6. Romeo and Juliet, by William Shakespeare. Let’s just get all the soppy teenage love stories over in one go, shall we? Yes, Romeo and Juliet is a wonderful play. Yes, there are some smashing scenes. And yes, despite a similarly up-down relationship with it, I’ve come to believe that Baz Luhrmann’s 1996 film adaptation of the play is excellent too. But the doe-eyed teenager who first read Shakespeare’s play at age thirteen is all grown up now, and is much more likely to focus on the fact that, for instance, Juliet is thirteen years old (say ‘different times’ all you like, it’s still a bit creepy) and Romeo’s head over heels in love with another woman when the play begins (in other words, dude’s a player).
Books That Just Keep Getting Better
7. Anything by Jane Austen. I know you guys must have had just about as much as you can take of me banging on about Austen. But whenever I think of books that keep getting better with time, it’s always Austen that springs to mind. My deepening appreciation of her excellent writing is a measure of my own development as a reader and student of literature: at thirteen I loved the romance of her world, at eighteen I admired her social critique, and nowadays I’m awed by the subtlety and refinement of her prose.
8. Anything by Terry Pratchett. You’d think after the fourth or fifth re-reading of Wyrd Sisters and Witches Abroad I’d be bored, considering I know all the jokes backwards, but somehow slipping into the Discworld is always such a wonderful experience, like taking a warm bubble bath, or showering after you’ve taken a warm bubble bath, because the thought of sitting around in your own filth for an hour is a little anxiety-inducing.
9. I Capture the Castle, by Dodie Smith. I love this book. I really do. It’s one of the best teen voices in literature, in my opinion. Re-reading it last year I was afraid I’d have gone off it, but no – it was as fresh and as engaging as ever.
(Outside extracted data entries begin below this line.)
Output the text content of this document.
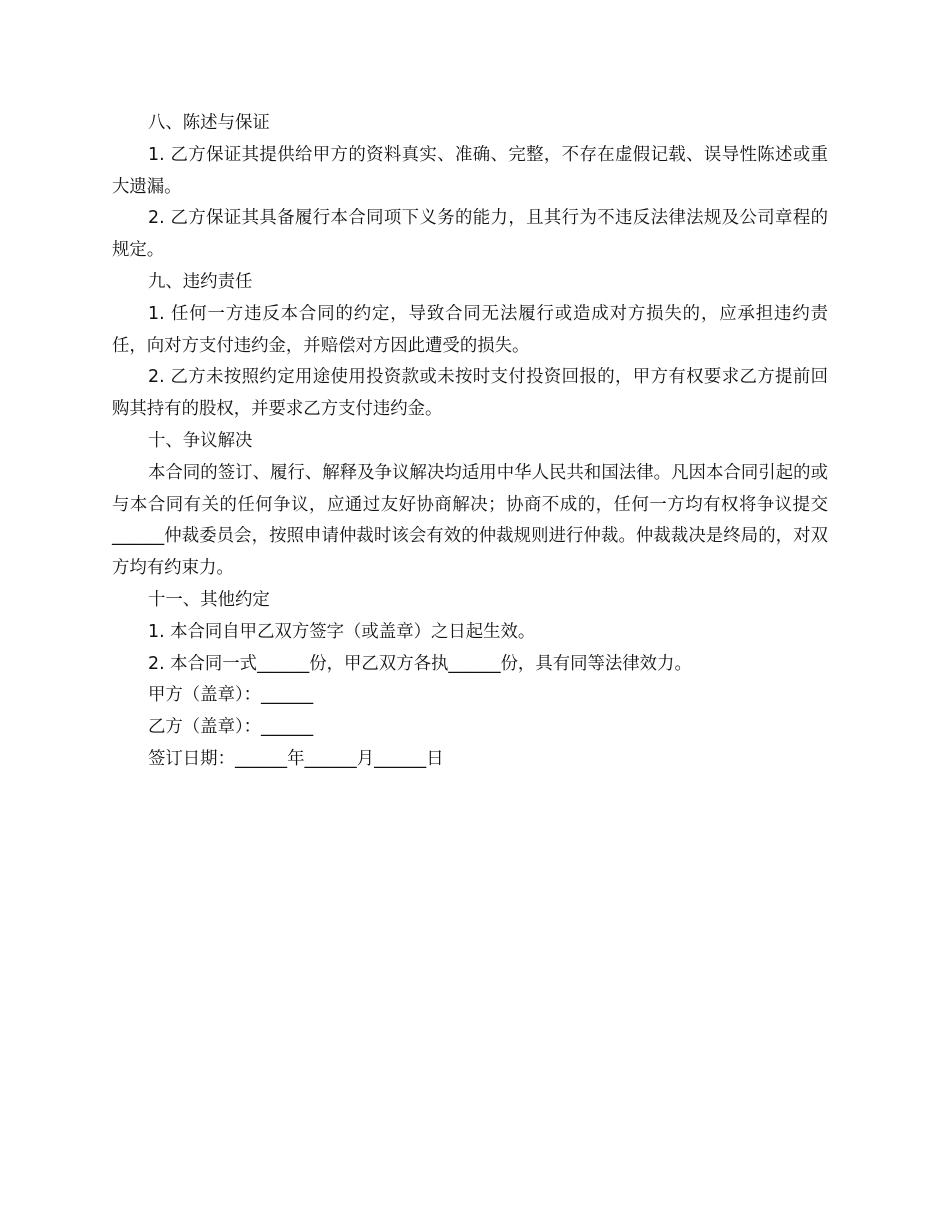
八、陈述与保证

1. 乙方保证其提供给甲方的资料真实、准确、完整，不存在虚假记载、误导性陈述或重大遗漏。

2. 乙方保证其具备履行本合同项下义务的能力，且其行为不违反法律法规及公司章程的规定。

九、违约责任

1. 任何一方违反本合同的约定，导致合同无法履行或造成对方损失的，应承担违约责任，向对方支付违约金，并赔偿对方因此遭受的损失。

2. 乙方未按照约定用途使用投资款或未按时支付投资回报的，甲方有权要求乙方提前回购其持有的股权，并要求乙方支付违约金。

十、争议解决

本合同的签订、履行、解释及争议解决均适用中华人民共和国法律。凡因本合同引起的或与本合同有关的任何争议，应通过友好协商解决；协商不成的，任何一方均有权将争议提交______仲裁委员会，按照申请仲裁时该会有效的仲裁规则进行仲裁。仲裁裁决是终局的，对双方均有约束力。

十一、其他约定

1. 本合同自甲乙双方签字（或盖章）之日起生效。

2. 本合同一式______份，甲乙双方各执______份，具有同等法律效力。

甲方（盖章）：______

乙方（盖章）：______

签订日期：______年______月______日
10. The Harry Potter series, by J.K. Rowling. Another one I’m sure you’re sick of seeing on my lists. But even though I’ve always loved Harry Potter, if I’m honest I don’t think I was quite as much of a Potterhead when I was a kid as I am these days. My parents pointed this out to my sister and I during one of our annual Winter Harry Potter Marathon Readalongs (not to be confused with our annual Summer Star Wars Marathon, which is also enormously fun but with an entire lack of Dobby-related goodness). I don’t think it’s just nostalgia that has made Harry Potter better with age; you begin to pick up on the major ideological issues that are hiding behind the magical world Rowling constructs. And, of course, above all it’s so engaging that you immediately find yourself sucked into the story, even after the tenth or twelfth re-reading.
Which books do you feel differently about as time passes?